PROJETO DE LEI No
39, DE 13 DE AGOSTO DE 2010
Autoriza concessão de direito real de uso de
imóvel para os fins e nas condições que
menciona, e dá outras providências.
A Câmara Municipal de Itaúna, Estado de Minas Gerais, aprovou, e eu, Prefeito
Municipal, sanciono a seguinte Lei:
Art. 1o Fica o Executivo Municipal autorizado a proceder à concessão de uso da
área de terreno descrita no artigo 2o
desta Lei, pelo prazo de 10 (dez) anos, à empresa
USINAGEM J.A. ITAÚNA LTDA – ME, inscrita no CNPJ sob no
66.471.814/0001-12, Inscrição
Estadual no
338.834.661.00-48, com sede na Rua Padre Antônio, no
135, Centro - Itaúna - MG,
para fins de instalação de sua sede própria e expansão de suas atividades.
Art. 2o
O imóvel objeto da concessão constitui-se de uma área de 572,35 m²
(quinhentos e setenta e dois metros e trinta e cinco decímetros quadrados), cadastrada no
patrimônio da municipalidade como lote 013, quadra 001, zona 02, situada na Rua Um, Fazenda
da Chácara, com as seguintes medidas e confrontações: 27,10 metros de frente para a referida
rua; 24,00 metros pela lateral direita confrontando com o lote 12; 20,00 metros pela lateral
esquerda confrontando com o lote 14; e 25,50 metros pelos fundos confrontando com o lote 006,
matriculado no Cartório de Registro de Imóveis da Comarca de Itaúna, sob no
36761, Livro 2-FQ,
Fls.161.
Art. 3o
A concessão do direito real de uso do imóvel de que trata esta Lei
vinculará a concessionária ao cumprimento das seguintes condições:
I. dedicar-se às atividades constantes do seu contrato social;
II. transferir suas instalações para o imóvel concedido em uso e iniciar suas
atividades, no prazo máximo de 18 (dezoito) meses, a contar da data de assinatura do Contrato de
Concessão;
III. evitar quaisquer causas de poluição, atendendo a todas as normas de proteção
ambiental vigentes, inclusive as de licenciamento;
IV. elaborar, por intermédio de profissional ou empresa habilitada, o Projeto de
Segurança Contra Incêndio e Pânico e submetê-lo à análise do Corpo de Bombeiros para
aprovação e implantação;
V. elaborar e apresentar projeto de construção civil à Divisão de Análise de
Projetos e Fiscalização da Secretaria Municipal de Urbanismo e Meio Ambiente, para aprovação
antes do início das obras;
VI. recolher os tributos municipais em favor do Município de Itaúna,
especialmente o Imposto Sobre Serviços de Qualquer Natureza – ISSQN incidente sobre suas
atividades de prestação de serviços, e o IPTU;
VII. afixar placa indicativa do investimento do Município realizado sobre a
atividade econômica da empresa concessionária, na forma regulamentada por decreto;
VIII. não interromper suas atividades por período superior a 6 (seis) meses nos
próximos 5 (cinco) anos, salvo por motivo justificado, não podendo, entretanto, ultrapassar 12
(doze) meses de inatividade;
Parágrafo único.
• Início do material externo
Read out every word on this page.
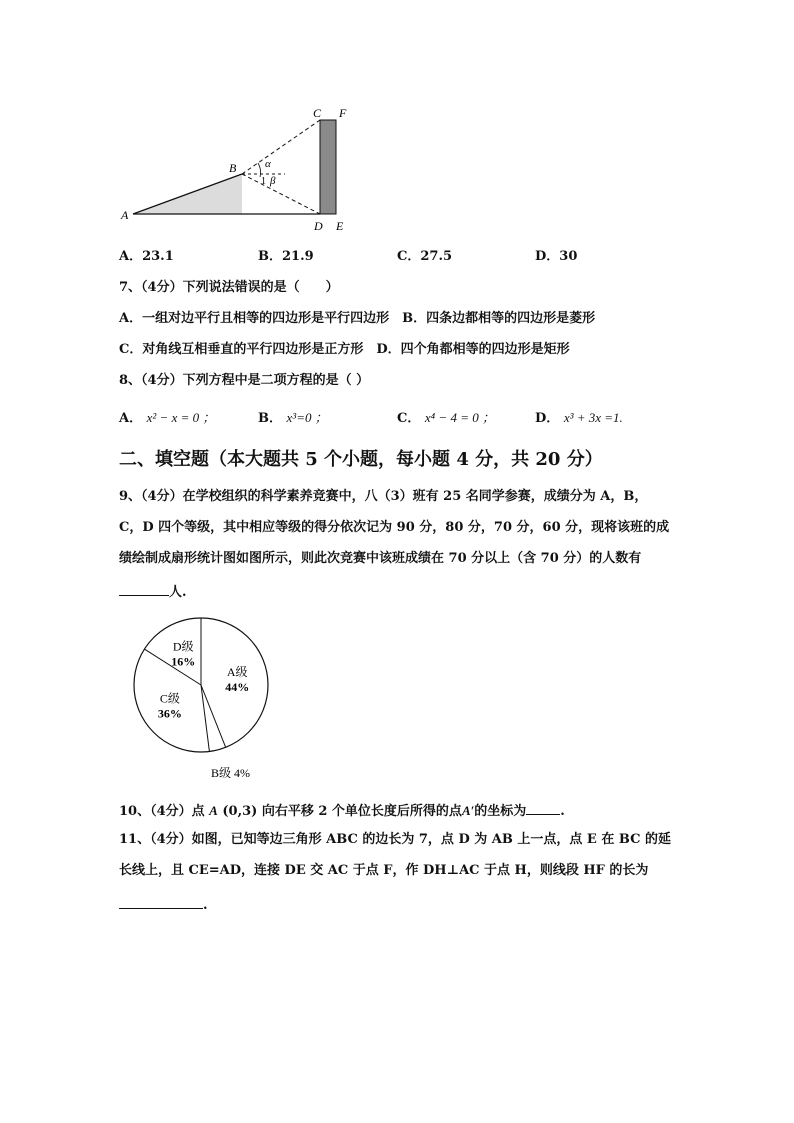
A
B
C F
D E
α
β
1
A．23.1	B．21.9	C．27.5	D．30
7、（4分）下列说法错误的是（　　）
A．一组对边平行且相等的四边形是平行四边形　B．四条边都相等的四边形是菱形
C．对角线互相垂直的平行四边形是正方形　D．四个角都相等的四边形是矩形
8、（4分）下列方程中是二项方程的是（ ）
A． x² − x = 0 ；	B． x³=0 ；	C． x⁴ − 4 = 0 ；	D． x³ + 3x =1.
二、填空题（本大题共 5 个小题，每小题 4 分，共 20 分）
9、（4分）在学校组织的科学素养竞赛中，八（3）班有 25 名同学参赛，成绩分为 A，B，
C，D 四个等级，其中相应等级的得分依次记为 90 分，80 分，70 分，60 分，现将该班的成
绩绘制成扇形统计图如图所示，则此次竞赛中该班成绩在 70 分以上（含 70 分）的人数有
人.
A级
44%
B级 4%
C级
36%
D级
16%
10、（4分）点 A (0,3) 向右平移 2 个单位长度后所得的点A′的坐标为	.
11、（4分）如图，已知等边三角形 ABC 的边长为 7，点 D 为 AB 上一点，点 E 在 BC 的延
长线上，且 CE=AD，连接 DE 交 AC 于点 F，作 DH⊥AC 于点 H，则线段 HF 的长为
.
Resolve-se a concessão antes de seu termo, a destinação do
terreno diversa daquela estabelecida no contrato social da concessionária ou o descumprimento
de cláusula resolutória do ajuste, bem como o não atendimento a quaisquer das condições e
prazos previstos neste artigo, implicando a retomada do imóvel pelo Município, com a
consequente rescisão do contrato de concessão, independentemente de notificação direta, sem que
caiba à concessionária direito às benfeitorias ou edificações que houver feito no imóvel
concedido em uso.
Art. 4o Considerados o interesse público e a conveniência sócio-econômica para a
Municipalidade, avaliados objetivamente por meio de estudos, projetos e política de
desenvolvimento no Município, poderá o Executivo, com as condições expressas nesta Lei e
mediante análise da proposta de investimento apresentada pela empresa, proceder à celebração do
contrato de concessão, independentemente de licitação.
Art. 5o
Atendidas as condições estabelecidas no artigo 3o
desta Lei e decorridos 10
(dez) anos contados do início de atividade da empresa concessionária, poderá o Executivo
Municipal outorgar-lhe escritura de doação do imóvel, observado o parágrafo único do artigo 1o
,
da Lei no
3.690, de 18 de fevereiro de 2002, que dispõe sobre normas de doação de imóveis da
Municipalidade, bem como a cláusula de inalienabilidade pelo prazo de 10 (dez) anos, prevista
no inciso VI, da Lei no
3.498/99, com as alterações da Lei no
4.342/08.
Art. 6o
Revogadas as disposições em contrário, esta Lei entra em vigor na data de
sua publicação.
Gabinete do Prefeito, 13 de agosto de 2010.
EUGÊNIO PINTO
Prefeito Municipal
ADRIANO MACHADO DINIZ
Secretário Municipal de Administração
FREDERICO DUTRA SANTIAGO
Procurador Geral do Município
Itaúna, 13 de agosto de 2010
Ofício No
381/2010-Gabinete do Prefeito
Assunto: Encaminha Projeto de Lei no
39/2010
Senhor Presidente,
Encaminhamos a V. Exa. o Projeto de Lei que “Autoriza concessão de direito real de uso de
imóvel para os fins e nas condições que menciona, e dá outras providências” para análise,
deliberação e aprovação dessa Casa.
Na oportunidade, apresentamos-lhe nossos protestos de apreço e distinta consideração.
EUGÊNIO PINTO
Prefeito Municipal
EXMO. SR.
ANTÔNIO DE MIRANDA SILVA
DD. PRESIDENTE DA CÂMARA MUNICIPAL
ITAÚNA
JUSTIFICATIVA - PROJETO DE LEI No
39/2010
Senhor Presidente,
Senhores Vereadores,
O presente Projeto de Lei visa à autorização de V. Exas. para concessão de direito real de uso
de imóvel da municipalidade à empresa USINAGEM J.A. ITAÚNA LTDA para fins de instalação
em sede própria e expansão das suas atividades.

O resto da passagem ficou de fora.